L'enquête aura duré dix ans. Ce 27 janvier, l'ancien homme fort du Parti socialiste des Bouches-du-Rhône, le sénateur Jean-Noël Guérini, est renvoyé devant le tribunal correctionnel pour «prise illégale d’intérêts» concernant «l'exploitation d'une décharge par son frère».
Dans cette affaire tentaculaire, il est reproché à l’ancien président du Conseil général des Bouches-du-Rhône et à 11 autres prévenus «un dévoiement généralisé de la chose publique au service d'intérêts économiques privés», écrit le juge d'instruction dans son ordonnance consultée ce 27 janvier par l'AFP.
Jean-Noël Guérini, dont les avocats avaient sollicité un non-lieu total, devra s’expliquer pour son vote, en juin 2006 en commission permanente, autorisant la cession d’un terrain situé sur la commune de La Ciotat (Bouches-du-Rhône) à la communauté d'agglomération «alors qu’il savait que cette cession allait profiter à son frère Alexandre Guérini», selon l'ordonnance.

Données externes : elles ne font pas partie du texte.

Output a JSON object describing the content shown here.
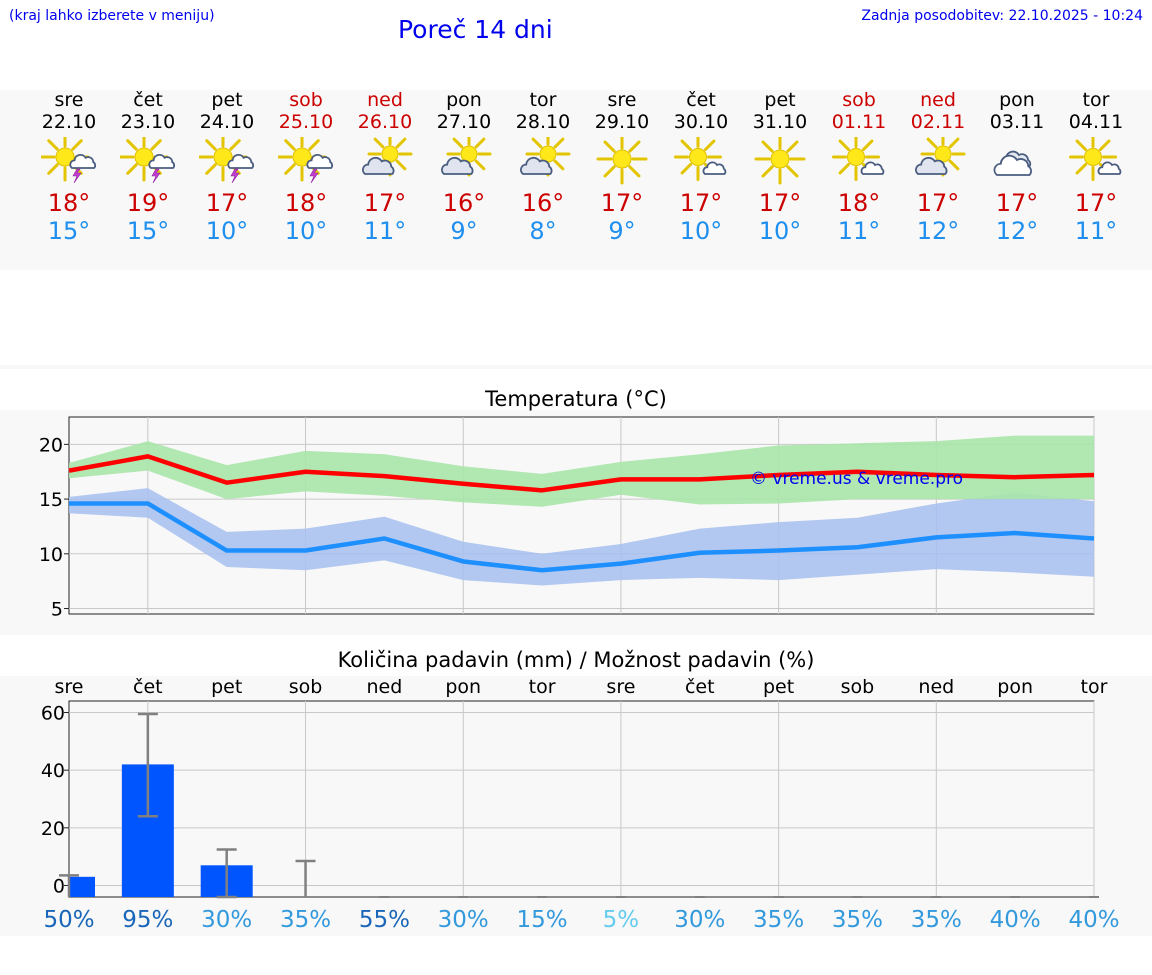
{
  "header": {
    "left_note": "(kraj lahko izberete v meniju)",
    "title": "Poreč 14 dni",
    "updated": "Zadnja posodobitev: 22.10.2025 - 10:24"
  },
  "colors": {
    "link_blue": "#0000ee",
    "weekend_red": "#cc0000",
    "max_red": "#cc0000",
    "min_blue": "#1e8fef",
    "max_band": "#a8e4a8",
    "min_band": "#a6bff0",
    "max_line": "#ff0000",
    "min_line": "#1e8fff",
    "bar": "#0055ff",
    "watermark": "#0000ee"
  },
  "days": [
    {
      "name": "sre",
      "date": "22.10",
      "weekend": false,
      "icon": "sun-cloud-thunder-icon",
      "tmax": "18°",
      "tmin": "15°"
    },
    {
      "name": "čet",
      "date": "23.10",
      "weekend": false,
      "icon": "sun-cloud-thunder-icon",
      "tmax": "19°",
      "tmin": "15°"
    },
    {
      "name": "pet",
      "date": "24.10",
      "weekend": false,
      "icon": "sun-cloud-thunder-icon",
      "tmax": "17°",
      "tmin": "10°"
    },
    {
      "name": "sob",
      "date": "25.10",
      "weekend": true,
      "icon": "sun-cloud-thunder-icon",
      "tmax": "18°",
      "tmin": "10°"
    },
    {
      "name": "ned",
      "date": "26.10",
      "weekend": true,
      "icon": "partly-cloudy-icon",
      "tmax": "17°",
      "tmin": "11°"
    },
    {
      "name": "pon",
      "date": "27.10",
      "weekend": false,
      "icon": "partly-cloudy-icon",
      "tmax": "16°",
      "tmin": "9°"
    },
    {
      "name": "tor",
      "date": "28.10",
      "weekend": false,
      "icon": "partly-cloudy-icon",
      "tmax": "16°",
      "tmin": "8°"
    },
    {
      "name": "sre",
      "date": "29.10",
      "weekend": false,
      "icon": "sun-icon",
      "tmax": "17°",
      "tmin": "9°"
    },
    {
      "name": "čet",
      "date": "30.10",
      "weekend": false,
      "icon": "sun-small-cloud-icon",
      "tmax": "17°",
      "tmin": "10°"
    },
    {
      "name": "pet",
      "date": "31.10",
      "weekend": false,
      "icon": "sun-icon",
      "tmax": "17°",
      "tmin": "10°"
    },
    {
      "name": "sob",
      "date": "01.11",
      "weekend": true,
      "icon": "sun-small-cloud-icon",
      "tmax": "18°",
      "tmin": "11°"
    },
    {
      "name": "ned",
      "date": "02.11",
      "weekend": true,
      "icon": "partly-cloudy-icon",
      "tmax": "17°",
      "tmin": "12°"
    },
    {
      "name": "pon",
      "date": "03.11",
      "weekend": false,
      "icon": "cloudy-icon",
      "tmax": "17°",
      "tmin": "12°"
    },
    {
      "name": "tor",
      "date": "04.11",
      "weekend": false,
      "icon": "sun-small-cloud-icon",
      "tmax": "17°",
      "tmin": "11°"
    }
  ],
  "chart_data": [
    {
      "type": "line",
      "title": "Temperatura (°C)",
      "xlabel": "",
      "ylabel": "°C",
      "ylim": [
        4.5,
        22.5
      ],
      "yticks": [
        5,
        10,
        15,
        20
      ],
      "x": [
        0,
        1,
        2,
        3,
        4,
        5,
        6,
        7,
        8,
        9,
        10,
        11,
        12,
        13
      ],
      "grid": true,
      "watermark": "© vreme.us & vreme.pro",
      "series": [
        {
          "name": "max",
          "values": [
            17.6,
            18.9,
            16.5,
            17.5,
            17.1,
            16.4,
            15.8,
            16.8,
            16.8,
            17.2,
            17.5,
            17.2,
            17.0,
            17.2
          ],
          "band_low": [
            16.9,
            17.6,
            15.0,
            15.7,
            15.3,
            14.7,
            14.3,
            15.4,
            14.5,
            14.6,
            15.0,
            15.0,
            15.0,
            15.0
          ],
          "band_high": [
            18.3,
            20.3,
            18.1,
            19.4,
            19.1,
            18.0,
            17.3,
            18.4,
            19.1,
            19.9,
            20.1,
            20.3,
            20.8,
            20.8
          ]
        },
        {
          "name": "min",
          "values": [
            14.6,
            14.6,
            10.3,
            10.3,
            11.4,
            9.3,
            8.5,
            9.1,
            10.1,
            10.3,
            10.6,
            11.5,
            11.9,
            11.4
          ],
          "band_low": [
            13.7,
            13.3,
            8.8,
            8.5,
            9.4,
            7.6,
            7.1,
            7.6,
            7.8,
            7.6,
            8.1,
            8.6,
            8.3,
            7.9
          ],
          "band_high": [
            15.2,
            16.0,
            12.0,
            12.3,
            13.4,
            11.1,
            10.0,
            10.9,
            12.3,
            12.9,
            13.3,
            14.6,
            15.6,
            14.8
          ]
        }
      ]
    },
    {
      "type": "bar",
      "title": "Količina padavin (mm) / Možnost padavin (%)",
      "xlabel": "",
      "ylabel": "mm",
      "ylim": [
        -4,
        64
      ],
      "yticks": [
        0,
        20,
        40,
        60
      ],
      "grid": true,
      "categories": [
        "sre",
        "čet",
        "pet",
        "sob",
        "ned",
        "pon",
        "tor",
        "sre",
        "čet",
        "pet",
        "sob",
        "ned",
        "pon",
        "tor"
      ],
      "values": [
        3,
        42,
        7,
        0,
        0,
        0,
        0,
        0,
        0,
        0,
        0,
        0,
        0,
        0
      ],
      "error_high": [
        3.5,
        59.5,
        12.5,
        8.5,
        0,
        0,
        0,
        0,
        0,
        0,
        0,
        0,
        0,
        0
      ],
      "error_low": [
        0,
        24,
        0,
        0,
        0,
        0,
        0,
        0,
        0,
        0,
        0,
        0,
        0,
        0
      ],
      "chance": [
        "50%",
        "95%",
        "30%",
        "35%",
        "55%",
        "30%",
        "15%",
        "5%",
        "30%",
        "35%",
        "35%",
        "35%",
        "40%",
        "40%"
      ],
      "chance_colors": [
        "#1a66b8",
        "#1a66b8",
        "#3399dd",
        "#3399dd",
        "#1a66b8",
        "#3399dd",
        "#3399dd",
        "#66ccee",
        "#3399dd",
        "#3399dd",
        "#3399dd",
        "#3399dd",
        "#3399dd",
        "#3399dd"
      ]
    }
  ]
}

Ce dernier dirigeait la société, SMA Environnement, attributaire d'un marché public portant sur l’aménagement et l'exploitation de ce terrain utilisé comme centre d'enfouissement des déchets ménagers.
Conflit d'intérêts ?
Les autres personnes – parmi lesquelles le frère de l’élu Alexandre Guérini – et une entreprise dirigée par ce dernier seront également jugées dans cette affaire qui mêle des soupçons de trafic d’influence, d’infractions sur les marchés publics, d’abus de confiance et d’abus de biens sociaux.
Le magistrat a prononcé un non-lieu pour les trois autres infractions pour lesquelles Jean-Noël Guérini avait été mis en examen, notamment la participation à une association de malfaiteurs, conformément aux réquisitions du parquet.
Outre le «dévoiement généralisé de la chose publique» reproché aux 12 prévenus, le juge Fabrice Naudé qui a bouclé cette instruction le 17 janvier, souligne «une confusion permanente dans la définition des priorités devant présider au fonctionnement des collectivités publiques et des entreprises privées».
Cette affaire, qui avait provoqué un séisme au sein du paysage politique marseillais, a concerné une trentaine de volets distincts dont bon nombre n'avaient pas abouti à des mises en cause.
Procès en fin d'année ?
Sur les 25 personnes physiques initialement mises en examen, 14 bénéficient d’un non-lieu tout comme la société Vebolia Propreté – en tant que personne morale – qui avait été mise en examen pour recel de trafic d’influence.
Au total, note le juge Naudé, «ce sont 99 interrogatoires et dix confrontations qui ont été conduits», dont une trentaine concernant Alexandre Guérini, personnage central du dossier. Quelque 13 millions d’euros ont été saisis sur des comptes en France, au Luxembourg et en Suisse.
Le juge a signé un non-lieu général concernant l’infraction de participation à une association de malfaiteurs. Aucun fait matériel préparatoire n’a pu être identifié, indique-t-il.
Il précise cependant que «des comportements ou des méthodes présentant les caractéristiques de procédés de type mafieux [...] ont pu être ponctuellement mis en évidence, qu’il s'agisse du recours à des actes de soumission, d’intimidation, voire à une forme d’omerta, aux fins d’acquérir directement ou indirectement la gestion ou le contrôle d’activités économiques ou de marchés publics, de réaliser des profits indus ou encore de fausser le jeu d’élections en s’assurant des votes futurs».
Près de 11 ans après la mise en examen de Jean-Noël Guérini, un procès pourrait se tenir en fin d’année.
En retrait du PS
«Après avoir subi dix ans d'instruction, la levée de son immunité parlementaire, le discrédit politique et social par une mise en examen pour association de malfaiteurs [...] il est renvoyé simplement pour avoir présidé une assemblée dans le cadre de ses fonctions de président du Conseil général. A certains égards, c'est inquiétant pour le fonctionnement de l'institution judiciaire», a réagi l'un de ses avocats Dominique Mattei auprès de l'AFP.
Jean-Noël Guérini, qui a perdu la présidence du conseil départemental en 2015 après la victoire de la droite, s'était mis en retrait du PS après ses ennuis judiciaires et avait devancé son exclusion en avril 2014 en démissionnant du parti pour fonder son mouvement politique, La Force du 13 (LFD13). Il siège au Sénat au sein du Rassemblement démocratique et social européen.
Sollicité par l'AFP, il n'a pas souhaité réagir.